None of them alleged that during the course of business. They all got paid.

Didn't he brag about how often he files bankruptcy to get out of debts? Haven't his companies filed for bankruptcies more often than anyone else's in the US? Haven't there been hundreds of stories about his organizations not paying their bills and obligations?

I haven't gone over all the statements in the case to sort out the specific claims and charges on this particular valuation, but the idea that everyone got paid and no one was hurt by these practices feels leaves me skeptical.

However, part of the reason I'm not investigating that in more depth is because it doesn't matter; you can in fact be defrauded even if you don't lose money. If that sounds weird, remember that all of finance is about the expected value of an investment.

If Trump overstated the worth and stability of his holdings, then any loans he took out were riskier than the banks thought. The expected value of those loans was lower than the banks thought, and if they'd known the truth they might not have made those deals, or might have charged higher interest to compensate (which is a material loss even if the loans were paid back).

Drunk driving is illegal even if you don't hit someone, because it increases the chances you will hit someone. Similarly, lying about how risky it is to make a loan to you is fraud, even if you manage to pay back that particular loan.

The right word is, self serving normal stuff that businesses do and tax people have to go along with 99.99999999% of the time or the state's economy collapses.

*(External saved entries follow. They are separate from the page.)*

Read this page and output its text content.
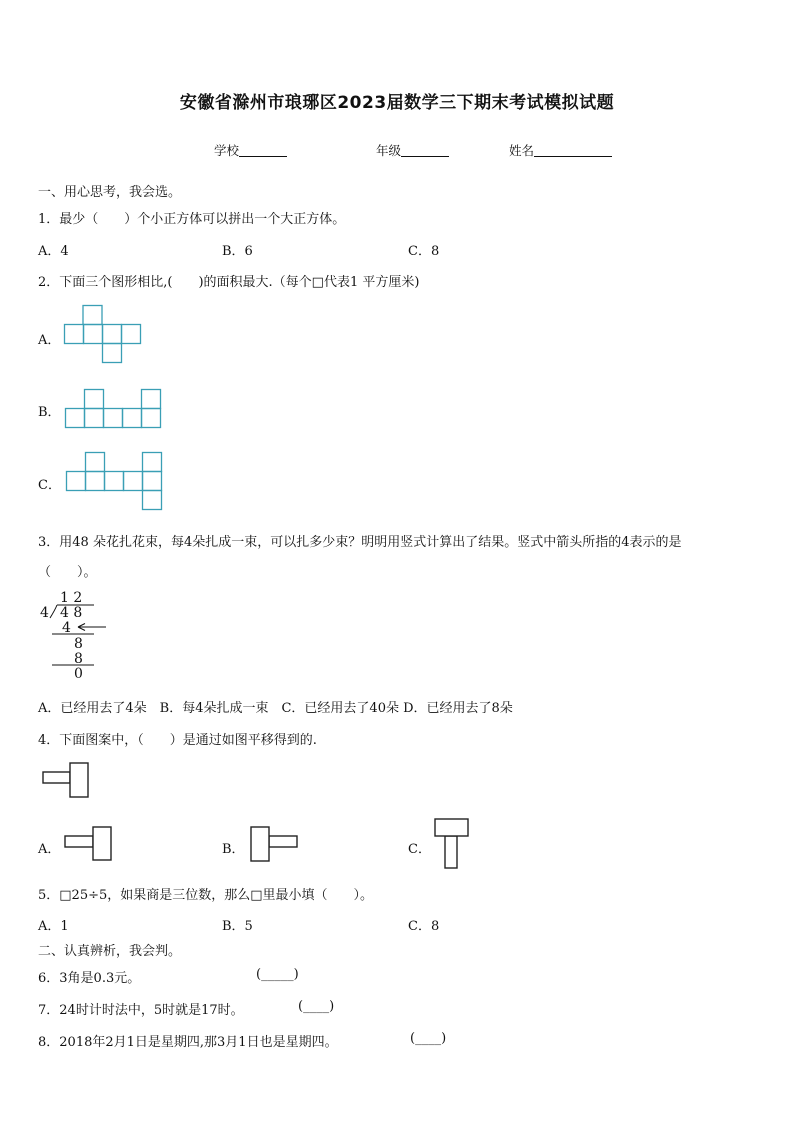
安徽省滁州市琅琊区2023届数学三下期末考试模拟试题
学校	年级	姓名
一、用心思考，我会选。
1．最少（　　）个小正方体可以拼出一个大正方体。
A．4	B．6	C．8
2．下面三个图形相比,(　　)的面积最大.（每个□代表1 平方厘米)
A．
B．
C．
3．用48 朵花扎花束，每4朵扎成一束，可以扎多少束？明明用竖式计算出了结果。竖式中箭头所指的4表示的是
（　　）。
1 2
4 4 8
4
8
8
0
A．已经用去了4朵　B．每4朵扎成一束　C．已经用去了40朵 D．已经用去了8朵
4．下面图案中，（　　）是通过如图平移得到的.
A．	B．	C．
5．□25÷5，如果商是三位数，那么□里最小填（　　）。
A．1	B．5	C．8
二、认真辨析，我会判。
6．3角是0.3元。	(_____)
7．24时计时法中，5时就是17时。	(____)
8．2018年2月1日是星期四,那3月1日也是星期四。	(____)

Indeed, many things are both illegal and common, and enforcement of pretty much all crimes is spotty and arbitrary at best. That's a sad state of affairs and I think we should solve it with fewer laws; nonetheless, this is not a good reason to decry the law being enforced correctly one time, unless you decry it all the other times too (isolated demands for rigor etc).

That said, there's still such a thing as matter of degree; this was a very long pattern of very big lies on very big deals, a pretty big outlier from the common range for this type of thing.

Again, I agree that it's common to round your $146k income up to $150k when applying for a mortgage. This was a lot bigger than that.